Entre as consequências mais preocupantes estão as fraturas de quadril, que podem comprometer significativamente a mobilidade, a independência e a qualidade de vida.
Nesse contexto, estratégias nutricionais simples e acessíveis vêm sendo investigadas como possíveis aliadas da saúde óssea. Um estudo publicado na revista Advances in Nutrition avaliou justamente o impacto do consumo diário de ameixas secas sobre a densidade mineral óssea de mulheres na pós-menopausa.
Cinco a seis ameixas por dia durante um ano
O estudo controlado e randomizado contou com 235 mulheres na pós-menopausa.
As participantes foram acompanhadas durante um ano e uma das estratégias avaliadas foi o consumo diário de 50 g de ameixas secas, quantidade equivalente a aproximadamente 5 a 6 unidades por dia.
Ao final do período, os pesquisadores observaram benefícios relacionados à preservação da densidade mineral óssea, especialmente na região do quadril.
O resultado é relevante porque justamente essa região apresenta grande importância clínica devido ao impacto que uma eventual fratura pode causar na independência e qualidade de vida das mulheres mais velhas.
Por que a ameixa pode ser interessante para os ossos?
As ameixas secas são alimentos ricos em diferentes compostos bioativos e nutrientes que podem contribuir para a saúde óssea.
O interesse científico pelo alimento não está relacionado apenas ao seu conteúdo mineral, mas também à presença de polifenóis e outros compostos bioativos que podem participar da regulação do remodelamento ósseo e de processos relacionados ao estresse oxidativo e à inflamação.
Assim, o alimento vem sendo estudado não apenas como fonte nutricional, mas como parte de estratégias dietéticas voltadas à preservação da saúde óssea durante o envelhecimento.
Uma estratégia simples de incorporar à rotina
Um dos pontos interessantes dessa pesquisa é a facilidade de incorporar a ameixa seca à alimentação.
A quantidade utilizada no estudo pode ser consumida individualmente como lanche ou adicionada a diferentes preparações, como:
- saladas;
- iogurtes;
- mingaus;
- preparações culinárias;
- vitaminas;
- lanches rápidos.
Essa característica torna a intervenção particularmente interessante do ponto de vista nutricional, já que se trata de um alimento acessível e relativamente fácil de incorporar à rotina.
O que podemos concluir?
Os resultados sugerem que o consumo diário de 50 g de ameixas secas durante 12 meses pode contribuir para preservar a densidade mineral óssea do quadril em mulheres na pós-menopausa.
Apesar dos resultados promissores, é importante lembrar que um único estudo não é suficiente para estabelecer a ameixa seca como estratégia isolada de prevenção de osteoporose ou fraturas.
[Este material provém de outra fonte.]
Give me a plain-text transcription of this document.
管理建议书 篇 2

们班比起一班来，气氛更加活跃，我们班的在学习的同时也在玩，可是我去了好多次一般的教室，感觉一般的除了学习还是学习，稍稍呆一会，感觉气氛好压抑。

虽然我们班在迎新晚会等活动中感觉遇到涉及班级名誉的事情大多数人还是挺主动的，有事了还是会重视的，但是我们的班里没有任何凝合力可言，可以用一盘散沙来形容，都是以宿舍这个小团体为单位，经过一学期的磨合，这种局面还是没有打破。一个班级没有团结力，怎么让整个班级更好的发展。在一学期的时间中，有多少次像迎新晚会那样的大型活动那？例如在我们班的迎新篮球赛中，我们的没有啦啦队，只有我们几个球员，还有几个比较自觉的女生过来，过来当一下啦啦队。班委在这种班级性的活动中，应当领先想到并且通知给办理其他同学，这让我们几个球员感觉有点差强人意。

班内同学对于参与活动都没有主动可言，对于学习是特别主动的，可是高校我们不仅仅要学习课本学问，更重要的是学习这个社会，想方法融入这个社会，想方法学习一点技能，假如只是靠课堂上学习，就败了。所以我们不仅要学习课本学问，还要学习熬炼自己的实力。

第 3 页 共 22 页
A saúde óssea é multifatorial e depende também de ingestão adequada de nutrientes, atividade física, exposição solar quando apropriada, manutenção de peso saudável e acompanhamento médico e nutricional individualizado.
Conclusão
A ameixa seca, além de ser um alimento facilmente disponível, pode apresentar um papel interessante dentro de estratégias nutricionais voltadas à manutenção da saúde óssea após a menopausa.
No estudo avaliado, o consumo de aproximadamente 50 g por dia, equivalente a 5–6 ameixas, durante um ano, esteve associado à preservação da densidade mineral óssea do quadril.
Os achados reforçam o potencial de alimentos ricos em compostos bioativos como parte de uma abordagem integrada para a saúde óssea durante o envelhecimento.
Relevância para a prática magistral
O estudo também abre uma oportunidade interessante para a farmácia magistral trabalhar o conceito de saúde óssea de forma integrada, indo além da abordagem tradicional baseada exclusivamente em cálcio e vitamina D.
A evidência sobre a ameixa seca pode ser utilizada como conteúdo de atualização científica para ginecologistas, endocrinologistas, geriatras e nutricionistas, especialmente em materiais voltados à mulher na pós-menopausa e ao envelhecimento saudável.
Além disso, o estudo pode servir como ponto de partida para discutir com o prescritor diferentes estratégias nutricionais e nutracêuticas relacionadas à manutenção da densidade mineral óssea, sempre deixando claro que o consumo de ameixas secas é uma estratégia alimentar e não substitui o tratamento indicado para osteopenia ou osteoporose.
Bibliografia consultada:
Damani JJ; et al. The Role of Prunes in Modulating Inflammatory Pathways to Improve Bone Health in Postmenopausal Women. Advances in Nutrition, 2022.